Now to tackle the meat of C.J. Date's criticisms which is that XML solves the problem of data interchange but now is showing up in the database. The thing first point I'd like point out is that there are two broad usage patterns of XML, it  is used to represent both rigidly structured tabular data (e.g., relational data or serialized objects) and semi-structured data (e.g., office documents). The latter type of data will only grow now that office productivity software like Microsoft Office have enabled users to save their documents as XML instead of proprietary binary formats. In many cases, these documents cannot simply shredded into relational tables. Sure you can shred an Excel spreadsheet written in spreadsheetML into relational tables but is the same really feasible for a Word document written in WordprocessingML? Many enterprises would rather have their important business data being stored and queried from a unified location instead of the current situation where some data is in document management systems, some hangs around as random files in people's folders while some sits in a database management system.

As for stating that critics of the relational model don't understand it, I disagree. One of the major benefits of using XML in relational databases is that it is a lot easier to deal with fluid schemas or data with sparse entries with XML. When the shape of the data tends to change or is not fixed the relational model is simply not designed to deal with this. Constantly changing your database schema is simply not feasible and there is no easy way to provide the extensibility of XML where one can say "after the X element, any element from any namespace can appear". How would one describe the capacity to store “any data” in a traditional relational database without resorting to an opaque blob?

I do tend to agree that some people are going overboard and trying to model their data hierarchically instead of relationally which experience has thought us is a bad idea. Recently on the XML-DEV mailing list entitled Designing XML to Support Information Evolution where Roger L. Costello described his travails trying to model his data which was being transferred as XML in a hierarchical manner. Micheal Champion accurately described the process Roger Costello went through as having "rediscovered the relational model". In a response to that thread I wrote "Hierarchical databases failed for a reason".

Using hierarchy as a primary way to model data is bad for at least the following reasons

  1. Hierarchies tend to encourage redundancy. Imagine I have a <Customer> element who has one or more <ShippingAddress> elements as children as well as one or more <Order> elements as children as well. Each order was shipped to an address, so if modelled hierarchically each <Order> element also will have a <ShippingAddress> element which leads to a lot of unnecessary duplication of data.
  2. In the real world, there are often multiple groups to which a piece of data belongs which often cannot be modelled with a single hierarchy.  
  3. Data is too tightly coupled.

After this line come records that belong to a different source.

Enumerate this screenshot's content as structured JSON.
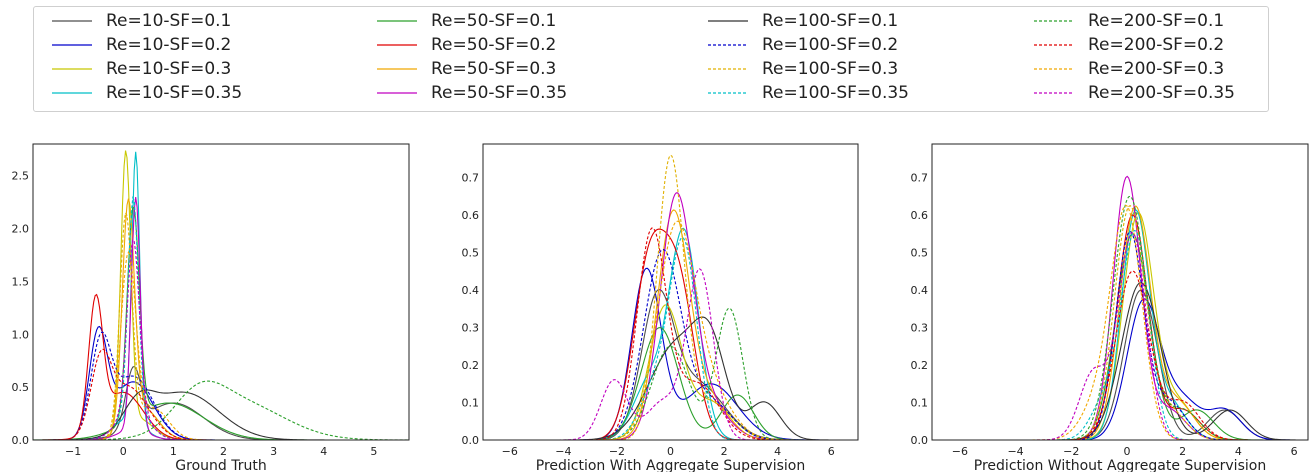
{
  "legend": {
    "entries": [
      {
        "label": "Re=10-SF=0.1",
        "color": "#4d4d4d",
        "dash": false
      },
      {
        "label": "Re=10-SF=0.2",
        "color": "#0000cc",
        "dash": false
      },
      {
        "label": "Re=10-SF=0.3",
        "color": "#c8c800",
        "dash": false
      },
      {
        "label": "Re=10-SF=0.35",
        "color": "#00bfc8",
        "dash": false
      },
      {
        "label": "Re=50-SF=0.1",
        "color": "#2ca02c",
        "dash": false
      },
      {
        "label": "Re=50-SF=0.2",
        "color": "#e00000",
        "dash": false
      },
      {
        "label": "Re=50-SF=0.3",
        "color": "#f0a800",
        "dash": false
      },
      {
        "label": "Re=50-SF=0.35",
        "color": "#c000c0",
        "dash": false
      },
      {
        "label": "Re=100-SF=0.1",
        "color": "#333333",
        "dash": false
      },
      {
        "label": "Re=100-SF=0.2",
        "color": "#0000cc",
        "dash": true
      },
      {
        "label": "Re=100-SF=0.3",
        "color": "#e0b000",
        "dash": true
      },
      {
        "label": "Re=100-SF=0.35",
        "color": "#00bfc8",
        "dash": true
      },
      {
        "label": "Re=200-SF=0.1",
        "color": "#2ca02c",
        "dash": true
      },
      {
        "label": "Re=200-SF=0.2",
        "color": "#e00000",
        "dash": true
      },
      {
        "label": "Re=200-SF=0.3",
        "color": "#f0a800",
        "dash": true
      },
      {
        "label": "Re=200-SF=0.35",
        "color": "#c000c0",
        "dash": true
      }
    ]
  },
  "chart_data": [
    {
      "type": "line",
      "xlabel": "Ground Truth",
      "xlim": [
        -1.8,
        5.7
      ],
      "ylim": [
        0,
        2.8
      ],
      "xticks": [
        -1,
        0,
        1,
        2,
        3,
        4,
        5
      ],
      "yticks": [
        0.0,
        0.5,
        1.0,
        1.5,
        2.0,
        2.5
      ],
      "series": [
        {
          "legend": 0,
          "comps": [
            [
              0.2,
              0.15,
              0.55
            ],
            [
              1.0,
              0.6,
              0.35
            ]
          ]
        },
        {
          "legend": 1,
          "comps": [
            [
              -0.5,
              0.18,
              0.95
            ],
            [
              0.2,
              0.4,
              0.55
            ]
          ]
        },
        {
          "legend": 2,
          "comps": [
            [
              0.05,
              0.1,
              2.6
            ],
            [
              0.3,
              0.3,
              0.2
            ]
          ]
        },
        {
          "legend": 3,
          "comps": [
            [
              0.25,
              0.08,
              2.55
            ],
            [
              0.1,
              0.3,
              0.2
            ]
          ]
        },
        {
          "legend": 4,
          "comps": [
            [
              0.2,
              0.12,
              2.0
            ],
            [
              0.9,
              0.7,
              0.35
            ]
          ]
        },
        {
          "legend": 5,
          "comps": [
            [
              -0.55,
              0.14,
              1.2
            ],
            [
              0.0,
              0.4,
              0.45
            ]
          ]
        },
        {
          "legend": 6,
          "comps": [
            [
              0.1,
              0.12,
              2.1
            ],
            [
              0.4,
              0.3,
              0.3
            ]
          ]
        },
        {
          "legend": 7,
          "comps": [
            [
              0.25,
              0.09,
              2.2
            ],
            [
              0.2,
              0.3,
              0.1
            ]
          ]
        },
        {
          "legend": 8,
          "comps": [
            [
              0.3,
              0.3,
              0.25
            ],
            [
              1.2,
              0.7,
              0.45
            ]
          ]
        },
        {
          "legend": 9,
          "comps": [
            [
              -0.45,
              0.2,
              0.85
            ],
            [
              0.2,
              0.4,
              0.6
            ]
          ]
        },
        {
          "legend": 10,
          "comps": [
            [
              0.05,
              0.12,
              2.0
            ],
            [
              0.4,
              0.3,
              0.3
            ]
          ]
        },
        {
          "legend": 11,
          "comps": [
            [
              0.2,
              0.1,
              2.0
            ],
            [
              0.2,
              0.3,
              0.3
            ]
          ]
        },
        {
          "legend": 12,
          "comps": [
            [
              1.5,
              0.5,
              0.3
            ],
            [
              2.3,
              0.9,
              0.35
            ]
          ]
        },
        {
          "legend": 13,
          "comps": [
            [
              -0.45,
              0.2,
              0.65
            ],
            [
              0.1,
              0.4,
              0.5
            ]
          ]
        },
        {
          "legend": 14,
          "comps": [
            [
              0.1,
              0.15,
              1.7
            ],
            [
              0.6,
              0.3,
              0.3
            ]
          ]
        },
        {
          "legend": 15,
          "comps": [
            [
              0.2,
              0.12,
              1.6
            ],
            [
              0.2,
              0.3,
              0.3
            ]
          ]
        }
      ]
    },
    {
      "type": "line",
      "xlabel": "Prediction With Aggregate Supervision",
      "xlim": [
        -7,
        7
      ],
      "ylim": [
        0,
        0.79
      ],
      "xticks": [
        -6,
        -4,
        -2,
        0,
        2,
        4,
        6
      ],
      "yticks": [
        0.0,
        0.1,
        0.2,
        0.3,
        0.4,
        0.5,
        0.6,
        0.7
      ],
      "series": [
        {
          "legend": 0,
          "comps": [
            [
              -0.5,
              0.6,
              0.35
            ],
            [
              1.0,
              1.0,
              0.15
            ]
          ]
        },
        {
          "legend": 1,
          "comps": [
            [
              -0.9,
              0.55,
              0.45
            ],
            [
              1.5,
              1.0,
              0.15
            ]
          ]
        },
        {
          "legend": 2,
          "comps": [
            [
              -0.2,
              0.6,
              0.35
            ],
            [
              1.5,
              0.8,
              0.1
            ]
          ]
        },
        {
          "legend": 3,
          "comps": [
            [
              0.5,
              0.55,
              0.55
            ],
            [
              -0.8,
              0.6,
              0.15
            ]
          ]
        },
        {
          "legend": 4,
          "comps": [
            [
              -0.4,
              0.7,
              0.3
            ],
            [
              2.5,
              0.6,
              0.12
            ]
          ]
        },
        {
          "legend": 5,
          "comps": [
            [
              -0.8,
              0.6,
              0.45
            ],
            [
              0.3,
              0.6,
              0.4
            ]
          ]
        },
        {
          "legend": 6,
          "comps": [
            [
              0.1,
              0.6,
              0.6
            ],
            [
              1.5,
              0.7,
              0.1
            ]
          ]
        },
        {
          "legend": 7,
          "comps": [
            [
              0.2,
              0.6,
              0.62
            ],
            [
              1.3,
              0.8,
              0.1
            ]
          ]
        },
        {
          "legend": 8,
          "comps": [
            [
              0.2,
              1.0,
              0.25
            ],
            [
              1.5,
              0.6,
              0.2
            ],
            [
              3.5,
              0.6,
              0.1
            ]
          ]
        },
        {
          "legend": 9,
          "comps": [
            [
              -0.3,
              0.7,
              0.5
            ],
            [
              1.5,
              0.8,
              0.1
            ]
          ]
        },
        {
          "legend": 10,
          "comps": [
            [
              0.0,
              0.5,
              0.75
            ],
            [
              1.5,
              0.7,
              0.1
            ]
          ]
        },
        {
          "legend": 11,
          "comps": [
            [
              0.5,
              0.5,
              0.5
            ],
            [
              -0.5,
              0.6,
              0.15
            ]
          ]
        },
        {
          "legend": 12,
          "comps": [
            [
              0.0,
              0.7,
              0.25
            ],
            [
              2.2,
              0.5,
              0.35
            ]
          ]
        },
        {
          "legend": 13,
          "comps": [
            [
              -0.7,
              0.55,
              0.55
            ],
            [
              1.0,
              0.8,
              0.15
            ]
          ]
        },
        {
          "legend": 14,
          "comps": [
            [
              0.2,
              0.7,
              0.55
            ],
            [
              1.5,
              0.8,
              0.12
            ]
          ]
        },
        {
          "legend": 15,
          "comps": [
            [
              -2.1,
              0.5,
              0.16
            ],
            [
              1.1,
              0.5,
              0.45
            ],
            [
              -0.3,
              0.6,
              0.1
            ]
          ]
        }
      ]
    },
    {
      "type": "line",
      "xlabel": "Prediction Without Aggregate Supervision",
      "xlim": [
        -7,
        6.5
      ],
      "ylim": [
        0,
        0.79
      ],
      "xticks": [
        -6,
        -4,
        -2,
        0,
        2,
        4,
        6
      ],
      "yticks": [
        0.0,
        0.1,
        0.2,
        0.3,
        0.4,
        0.5,
        0.6,
        0.7
      ],
      "series": [
        {
          "legend": 0,
          "comps": [
            [
              0.5,
              0.6,
              0.4
            ],
            [
              3.5,
              0.6,
              0.08
            ]
          ]
        },
        {
          "legend": 1,
          "comps": [
            [
              0.6,
              0.6,
              0.37
            ],
            [
              2.0,
              0.6,
              0.1
            ],
            [
              3.5,
              0.6,
              0.08
            ]
          ]
        },
        {
          "legend": 2,
          "comps": [
            [
              0.4,
              0.55,
              0.6
            ],
            [
              1.8,
              0.6,
              0.1
            ]
          ]
        },
        {
          "legend": 3,
          "comps": [
            [
              0.3,
              0.5,
              0.6
            ],
            [
              1.5,
              0.6,
              0.1
            ]
          ]
        },
        {
          "legend": 4,
          "comps": [
            [
              0.2,
              0.6,
              0.55
            ],
            [
              2.5,
              0.6,
              0.08
            ]
          ]
        },
        {
          "legend": 5,
          "comps": [
            [
              0.2,
              0.55,
              0.6
            ],
            [
              2.0,
              0.6,
              0.08
            ]
          ]
        },
        {
          "legend": 6,
          "comps": [
            [
              0.3,
              0.55,
              0.62
            ],
            [
              1.8,
              0.6,
              0.1
            ]
          ]
        },
        {
          "legend": 7,
          "comps": [
            [
              0.0,
              0.5,
              0.7
            ],
            [
              1.5,
              0.6,
              0.08
            ]
          ]
        },
        {
          "legend": 8,
          "comps": [
            [
              0.5,
              0.7,
              0.42
            ],
            [
              3.7,
              0.6,
              0.08
            ]
          ]
        },
        {
          "legend": 9,
          "comps": [
            [
              0.1,
              0.5,
              0.55
            ],
            [
              1.5,
              0.6,
              0.1
            ]
          ]
        },
        {
          "legend": 10,
          "comps": [
            [
              0.1,
              0.55,
              0.62
            ],
            [
              1.5,
              0.6,
              0.08
            ]
          ]
        },
        {
          "legend": 11,
          "comps": [
            [
              0.3,
              0.5,
              0.55
            ],
            [
              -0.8,
              0.5,
              0.1
            ]
          ]
        },
        {
          "legend": 12,
          "comps": [
            [
              0.1,
              0.6,
              0.65
            ],
            [
              2.0,
              0.6,
              0.08
            ]
          ]
        },
        {
          "legend": 13,
          "comps": [
            [
              0.2,
              0.6,
              0.45
            ],
            [
              2.0,
              0.6,
              0.1
            ]
          ]
        },
        {
          "legend": 14,
          "comps": [
            [
              0.0,
              0.55,
              0.6
            ],
            [
              -1.0,
              0.6,
              0.1
            ]
          ]
        },
        {
          "legend": 15,
          "comps": [
            [
              -1.2,
              0.5,
              0.18
            ],
            [
              0.2,
              0.5,
              0.55
            ]
          ]
        }
      ]
    }
  ]
}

If I delete a <Customer> element, this means I've automatically deleted his entire order history since all the <Order> elements are children of <Customer>. Similarly if I query for a <Customer>, I end up getting all the <Order> information as well.

To put it simply, experience has taught the software world that the relational model is a better way to model data than the hierarchical model. Unfortunately, in the rush to embrace XML many a repreating the mistakes from decades ago in the new millenium.